The synthetic division table is:
$$ \begin{array}{c|rrrr}3&-7&22&0&-9\\& & -21& 3& \color{black}{9} \\ \hline &\color{blue}{-7}&\color{blue}{1}&\color{blue}{3}&\color{orangered}{0} \end{array} $$The remainder when $ -7x^{3}+22x^{2}-9 $ is divided by $ x-3 $ is $ \, \color{red}{ 0 } $.
We can find remainder using synthetic division method.
Step 1 : Write down the coefficients of the dividend into division table.
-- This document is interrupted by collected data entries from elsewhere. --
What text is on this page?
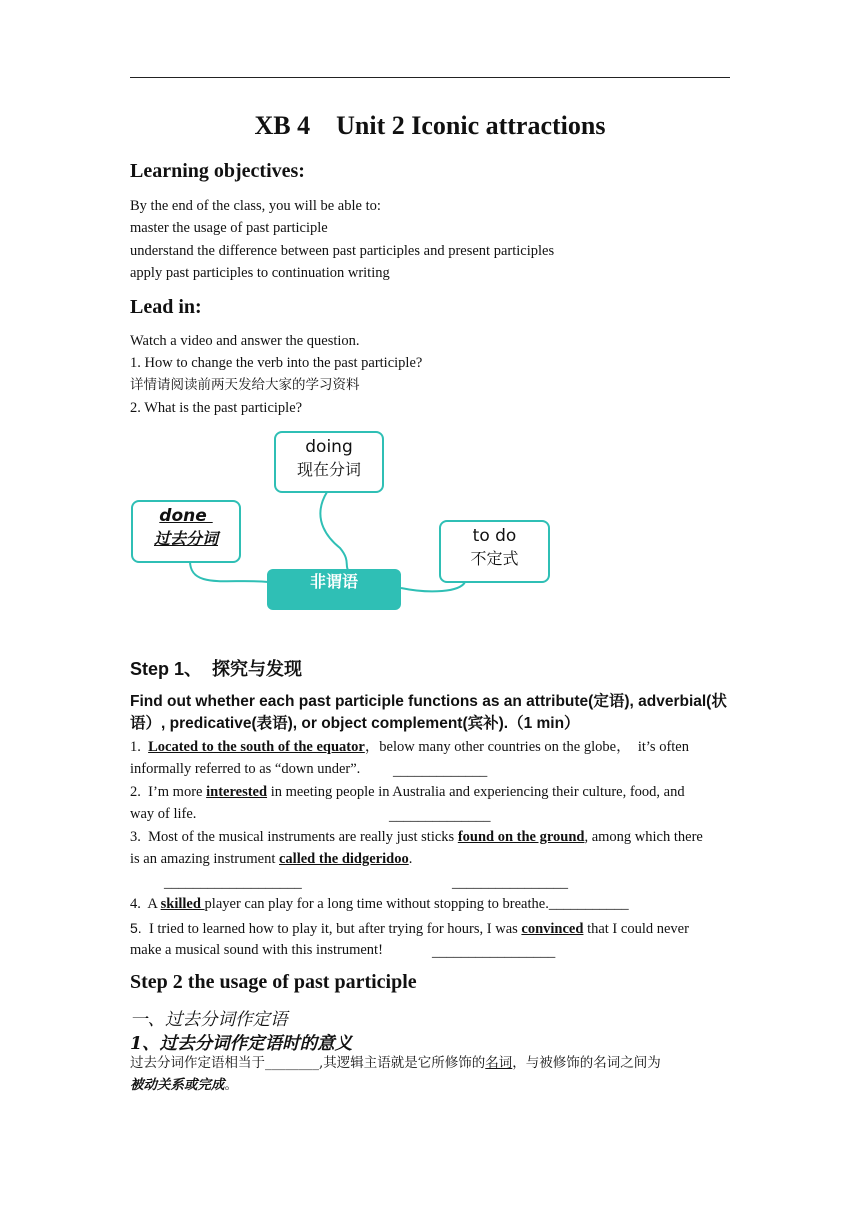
XB 4    Unit 2 Iconic attractions
Learning objectives:
By the end of the class, you will be able to:
master the usage of past participle
understand the difference between past participles and present participles
apply past participles to continuation writing
Lead in:
Watch a video and answer the question.
1. How to change the verb into the past participle?
详情请阅读前两天发给大家的学习资料
2. What is the past participle?
doing
现在分词
done
过去分词	to do
不定式
非谓语
Step 1、  探究与发现
Find out whether each past participle functions as an attribute(定语), adverbial(状语）, predicative(表语), or object complement(宾补).（1 min）
1.  Located to the south of the equator，below many other countries on the globe，  it’s often
informally referred to as “down under”. _____________
2.  I’m more interested in meeting people in Australia and experiencing their culture, food, and
way of life.	______________
3.  Most of the musical instruments are really just sticks found on the ground, among which there
is an amazing instrument called the didgeridoo.
___________________	________________
4.  A skilled player can play for a long time without stopping to breathe.___________
5.  I tried to learned how to play it, but after trying for hours, I was convinced that I could never
make a musical sound with this instrument!	_________________
Step 2 the usage of past participle
一、过去分词作定语
1、过去分词作定语时的意义
过去分词作定语相当于________,其逻辑主语就是它所修饰的名词，与被修饰的名词之间为
被动关系或完成。
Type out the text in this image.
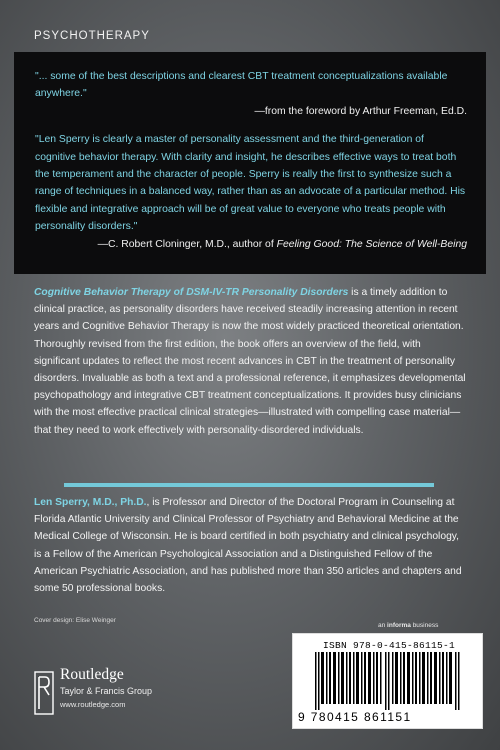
PSYCHOTHERAPY

"... some of the best descriptions and clearest CBT treatment conceptualizations available anywhere."

—from the foreword by Arthur Freeman, Ed.D.

"Len Sperry is clearly a master of personality assessment and the third-generation of cognitive behavior therapy. With clarity and insight, he describes effective ways to treat both the temperament and the character of people. Sperry is really the first to synthesize such a range of techniques in a balanced way, rather than as an advocate of a particular method. His flexible and integrative approach will be of great value to everyone who treats people with personality disorders."

—C. Robert Cloninger, M.D., author of Feeling Good: The Science of Well-Being

Cognitive Behavior Therapy of DSM-IV-TR Personality Disorders is a timely addition to clinical practice, as personality disorders have received steadily increasing attention in recent years and Cognitive Behavior Therapy is now the most widely practiced theoretical orientation. Thoroughly revised from the first edition, the book offers an overview of the field, with significant updates to reflect the most recent advances in CBT in the treatment of personality disorders. Invaluable as both a text and a professional reference, it emphasizes developmental psychopathology and integrative CBT treatment conceptualizations. It provides busy clinicians with the most effective practical clinical strategies—illustrated with compelling case material—that they need to work effectively with personality-disordered individuals.

Len Sperry, M.D., Ph.D., is Professor and Director of the Doctoral Program in Counseling at Florida Atlantic University and Clinical Professor of Psychiatry and Behavioral Medicine at the Medical College of Wisconsin. He is board certified in both psychiatry and clinical psychology, is a Fellow of the American Psychological Association and a Distinguished Fellow of the American Psychiatric Association, and has published more than 350 articles and chapters and some 50 professional books.

Cover design: Elise Weinger
an informa business
Routledge
Taylor & Francis Group
www.routledge.com
ISBN 978-0-415-86115-1
9 780415 861151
Put the zero from $ x -3 = 0 $ ( $ x = \color{blue}{ 3 } $ ) at the left.
$$ \begin{array}{c|rrrr}\color{blue}{3}&-7&22&0&-9\\& & & & \\ \hline &&&& \end{array} $$Step 1 : Bring down the leading coefficient to the bottom row.
$$ \begin{array}{c|rrrr}3&\color{orangered}{ -7 }&22&0&-9\\& & & & \\ \hline &\color{orangered}{-7}&&& \end{array} $$Step 2 : Multiply by the number on the left, and carry the result into the next column: $ \color{blue}{ 3 } \cdot \color{blue}{ \left( -7 \right) } = \color{blue}{ -21 } $.
$$ \begin{array}{c|rrrr}\color{blue}{3}&-7&22&0&-9\\& & \color{blue}{-21} & & \\ \hline &\color{blue}{-7}&&& \end{array} $$Step 3 : Add down last column: $ \color{orangered}{ 22 } + \color{orangered}{ \left( -21 \right) } = \color{orangered}{ 1 } $
$$ \begin{array}{c|rrrr}3&-7&\color{orangered}{ 22 }&0&-9\\& & \color{orangered}{-21} & & \\ \hline &-7&\color{orangered}{1}&& \end{array} $$Step 4 : Multiply by the number on the left, and carry the result into the next column: $ \color{blue}{ 3 } \cdot \color{blue}{ 1 } = \color{blue}{ 3 } $.
$$ \begin{array}{c|rrrr}\color{blue}{3}&-7&22&0&-9\\& & -21& \color{blue}{3} & \\ \hline &-7&\color{blue}{1}&& \end{array} $$Step 5 : Add down last column: $ \color{orangered}{ 0 } + \color{orangered}{ 3 } = \color{orangered}{ 3 } $
$$ \begin{array}{c|rrrr}3&-7&22&\color{orangered}{ 0 }&-9\\& & -21& \color{orangered}{3} & \\ \hline &-7&1&\color{orangered}{3}& \end{array} $$Step 6 : Multiply by the number on the left, and carry the result into the next column: $ \color{blue}{ 3 } \cdot \color{blue}{ 3 } = \color{blue}{ 9 } $.
$$ \begin{array}{c|rrrr}\color{blue}{3}&-7&22&0&-9\\& & -21& 3& \color{blue}{9} \\ \hline &-7&1&\color{blue}{3}& \end{array} $$Step 7 : Add down last column: $ \color{orangered}{ -9 } + \color{orangered}{ 9 } = \color{orangered}{ 0 } $
$$ \begin{array}{c|rrrr}3&-7&22&0&\color{orangered}{ -9 }\\& & -21& 3& \color{orangered}{9} \\ \hline &\color{blue}{-7}&\color{blue}{1}&\color{blue}{3}&\color{orangered}{0} \end{array} $$Remainder is the last entry in the bottom row $ \left(\color{red}{ 0 }\right) $.